Depuis sa création il y a douze ans, Ynsect se bat pour faire évoluer la législation encadrant les produits à base d’insectes. En 2011, lorsque les 4 cofondateurs ont  lancé l’entreprise avec le pari fou d’élever et transformer des insectes en ingrédients pour la nutrition des animaux, des plantes, et des hommes, la réglementation était confuse. Celle-ci n’autorisait la production d’ingrédients qu’à destination des animaux de compagnie. Bien résolue à défendre les droits de l’insecte, Ynsect a contribué à créer en 2012 l’association IPIFF (International Platform of Insect of Food and Feed) en partenariat avec d’autres acteurs du secteur afin de faire entendre sa voix auprès des décideurs politiques européens. Portée par ses 76 membres, l’IPIFF promeut l’utilisation plus large des insectes comme source de protéines pour l’alimentation humaine et animale, et travaille sur une adaptation de la législation sur les ingrédients à base d’insectes. Grâce aux nombreuses actions de sensibilisation menées par l’IPIFF auprès des acteurs publics et grâce à un dialogue continu avec la Commission européenne et le Parlement européen, le débat sur la législation s’est ouvert et le secteur a réussi à faire accepter l’intégration des ingrédients à base d’insecte dans la nutrition des poissons d’élevage (2017), des porcs et volailles (2021) et des humains (progressivement depuis 2021).

 

Ces avancées sont le fruit d’efforts communs menés par l’ensemble du secteur. Aujourd’hui, cette autorisation de commercialisation dans l’alimentation humaine offre de nouvelles perspectives pour le secteur de l’insecte et ouvre la voie à de nouveaux marchés. Mais la bataille n’est pas finie ! Il reste encore à convaincre les consommateurs.

 

Sensibiliser et éduquer le grand public sur le rôle des insectes 

Après la loi, le second enjeu auquel nous faisons face est d’amener les consommateurs à surmonter la barrière mentale que représentent les aliments à base de protéine d’insectes. En 2022, nous avons réalisé un sondage avec OnePoll sur des participants britanniques, américains, néerlandais et français, afin de tester leur niveau d’acceptation à l’insecte. Les résultats ont révélé que les consommateurs sont en grande majorité ouverts à leur consommation. 96% des participants ayant déjà goûté disent qu’ils ont aimé ou qu’ils réitéreraient l’expérience, et 75% en moyenne souhaiteraient en voir dans plus de produits alimentaires. L’étude révèle cependant qu’une partie de la population, notamment plus âgée et féminine, reste réfractaire à la consommation d’insectes.

Pour gagner les cœurs des plus défiants, Ynsect a déployé ses forces en interne pour construire une stratégie de communication et de sensibilisation robuste vouée à promouvoir son image et celle de l’insecte auprès du grand public. A cet effet, elle a mobilisé toutes ses équipes autour de cet objectif commun.
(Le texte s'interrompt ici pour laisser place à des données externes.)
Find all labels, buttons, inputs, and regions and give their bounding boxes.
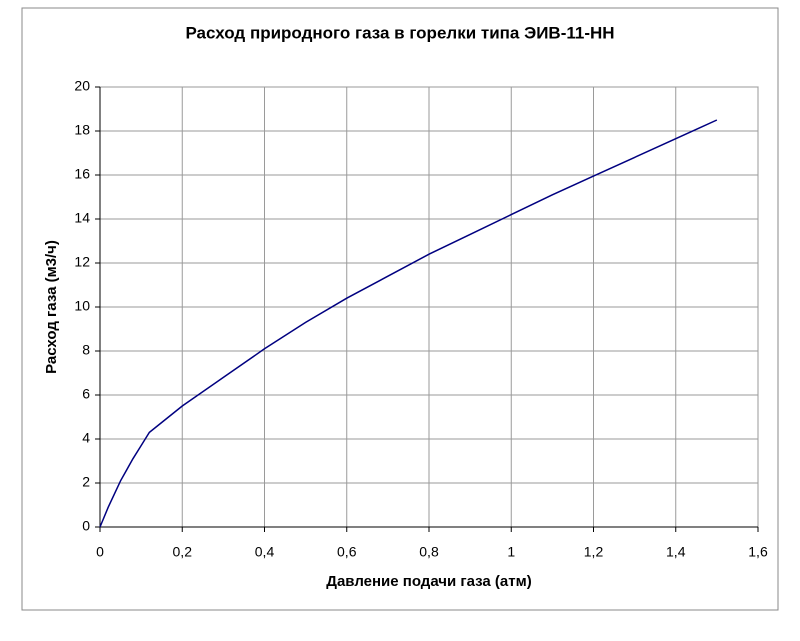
y-tick-label: 12 [74,254,90,270]
x-tick-label: 1,2 [584,544,604,560]
y-tick-label: 8 [82,342,90,358]
y-axis-label: Расход газа (м3/ч) [43,240,60,374]
x-tick-label: 1,6 [748,544,768,560]
x-axis-label: Давление подачи газа (атм) [326,573,531,590]
y-tick-label: 10 [74,298,90,314]
x-tick-label: 0,6 [337,544,357,560]
x-tick-label: 1 [507,544,515,560]
y-tick-label: 4 [82,430,90,446]
x-tick-label: 0,4 [255,544,275,560]
x-tick-label: 1,4 [666,544,686,560]
chart-title: Расход природного газа в горелки типа ЭИ… [185,23,614,42]
y-tick-label: 16 [74,166,90,182]
data-line [99,119,718,528]
y-tick-label: 6 [82,386,90,402]
y-tick-label: 14 [74,210,90,226]
y-tick-label: 18 [74,122,90,138]
y-tick-label: 2 [82,474,90,490]
x-tick-label: 0,2 [173,544,193,560]
y-tick-label: 20 [74,78,90,94]
x-tick-label: 0 [96,544,104,560]
x-tick-label: 0,8 [419,544,439,560]
y-tick-label: 0 [82,518,90,534]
La première chose que nous avons faite a été de nous adresser au grand public. C’est une chose assez peu commune pour entreprise B2B, qui doit avant tout séduire ses business partners et ses clients ! Mais l’insecte n’est pas un produit comme un autre, il a encore tout à prouver. Par ailleurs, notre positionnement de leader nous oblige à mener des actions de pédagogie et de sensibilisation, afin de faire connaître les propriétés exceptionnelles des insectes. Comment ? D’abord, en construisant une ligne éditoriale accessible et abordable pour tous, et en participant à des évènements grands publics tels que les journées du Patrimoine, Floriade (aux Pays-Bas) ou encore le Salon de l’Agriculture où depuis deux ans, nous avons un stand informatif et un stand à destination des enfants. Sur le stand, les visiteurs ont la possibilité de découvrir, de toucher et goûter pour la première fois la protéine d’insecte. Cette première approche est essentielle pour dissiper la peur que ressentent encore beaucoup de consommateurs. Les enfants sont une cible privilégiée pour aborder ces grands changements : ils ont peu ou pas d’appréhension, sont ouverts et curieux, et de plus en plus sensibilisés aux enjeux environnementaux. Nous sommes convaincus que c’est par eux que l’insecte arrivera dans nos assiettes. 30 ans en arrière, lorsque la ceinture de sécurité est devenue obligatoire dans les voitures, le changement s’est d’abord opéré grâce à une opération de sensibilisation dans les écoles “la première chose à faire lorsque tu rentres de l’école, c’est de mettre ta ceinture et rappeler à tes parents qu’ils doivent le faire également”. C’est un peu le même concept ici.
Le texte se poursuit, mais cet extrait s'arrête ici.